Sunday, September 11, 2011

What were you doing on 9/11, 2001?

Many of us remember exactly what we were doing the day of the 9/11 attacks.

I had just entered the yoga room where I was teaching my Tuesday 10am Gentle Yoga Class at the Ann Arbor YMCA, and one of my students said she had heard that a plane had hit one of the World Trade Center towers.   I envisioned a small private plane that had gone astray, and thought it was tragic for the plane occupants, but I didn't think much more about it during class.   After class, while still at the YMCA, I found out it had been a commercial plane, and it had probably been a terrorist attack.   While I was shocked and dismayed, I still didn't realize the enormity of that event.

It was only when I returned home that the pieces started coming together.  One of the towers had already collapsed, my husband said, and another plane had crashed in PA.  And the bad news kept on coming in.  I remember sitting down, feeling bombarded by the ongoing horrible news, and not being able to stop crying for a long time.   Of course all of us were shocked and saddened that day and for a long time afterward.    

One of the senior Iyengar Yoga teachers (I don't remember who) wrote to B.K.S. Iyengar, asking how best to teach yoga classes to help those who had been directly or indirectly affected by the attacks.   We were all affected to some level.   Iyengar sent out a sequence which was rapidly dispersed and practiced throughout the U.S.

It was a restorative sequence that was developed to help depression and post traumatic stress syndrome, if I remember correctly.   Unfortunately I can't find the sequence now, but I do remember that B.K.S. Iyengar suggested that many people would benefit more from an eyes-open Savasana and in other quiet poses, especially those who were near ground zero and the other attacks.   Keeping the eyes open feels safer to many people, and we want our students to feel emotionally safe in their practice.   For some people when they close their eyes, all of the terrible visions that they've seen on television, or first hand, come rushing back.  With eyes open, they can see the immediate world around them, and be reassured that they are safe in the present moment.

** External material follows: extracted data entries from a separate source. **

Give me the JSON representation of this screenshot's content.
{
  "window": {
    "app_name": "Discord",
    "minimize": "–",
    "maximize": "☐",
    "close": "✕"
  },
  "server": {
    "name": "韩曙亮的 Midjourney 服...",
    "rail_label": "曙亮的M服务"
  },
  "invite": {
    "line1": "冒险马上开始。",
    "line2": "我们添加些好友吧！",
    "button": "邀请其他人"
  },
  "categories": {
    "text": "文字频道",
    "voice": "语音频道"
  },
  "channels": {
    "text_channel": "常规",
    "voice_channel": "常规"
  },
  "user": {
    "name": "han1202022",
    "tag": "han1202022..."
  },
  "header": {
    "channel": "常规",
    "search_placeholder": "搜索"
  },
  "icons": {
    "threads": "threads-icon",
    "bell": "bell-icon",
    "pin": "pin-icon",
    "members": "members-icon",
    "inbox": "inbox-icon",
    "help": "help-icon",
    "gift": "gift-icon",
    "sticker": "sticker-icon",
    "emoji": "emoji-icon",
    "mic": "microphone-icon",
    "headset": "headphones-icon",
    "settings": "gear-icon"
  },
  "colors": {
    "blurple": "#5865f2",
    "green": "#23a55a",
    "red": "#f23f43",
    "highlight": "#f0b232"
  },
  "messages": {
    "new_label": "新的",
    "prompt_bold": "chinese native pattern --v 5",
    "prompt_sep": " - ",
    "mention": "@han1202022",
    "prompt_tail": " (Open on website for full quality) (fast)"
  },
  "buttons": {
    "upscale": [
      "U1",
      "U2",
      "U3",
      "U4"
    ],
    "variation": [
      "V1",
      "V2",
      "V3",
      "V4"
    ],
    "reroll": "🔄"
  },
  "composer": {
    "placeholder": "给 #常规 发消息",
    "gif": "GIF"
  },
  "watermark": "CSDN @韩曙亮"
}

Many of us taught this sequence, with some variations, for the next week or two, partly to help our own students deal with the stress of this horrible situation, but I think also partly in solidarity with yoga students near ground zero who experienced this tragedy first hand.

I hope on this 10 anniversary of the 9/11 attacks you are all feeling healthy and safe, and enjoying the company of people who are near and dear to you.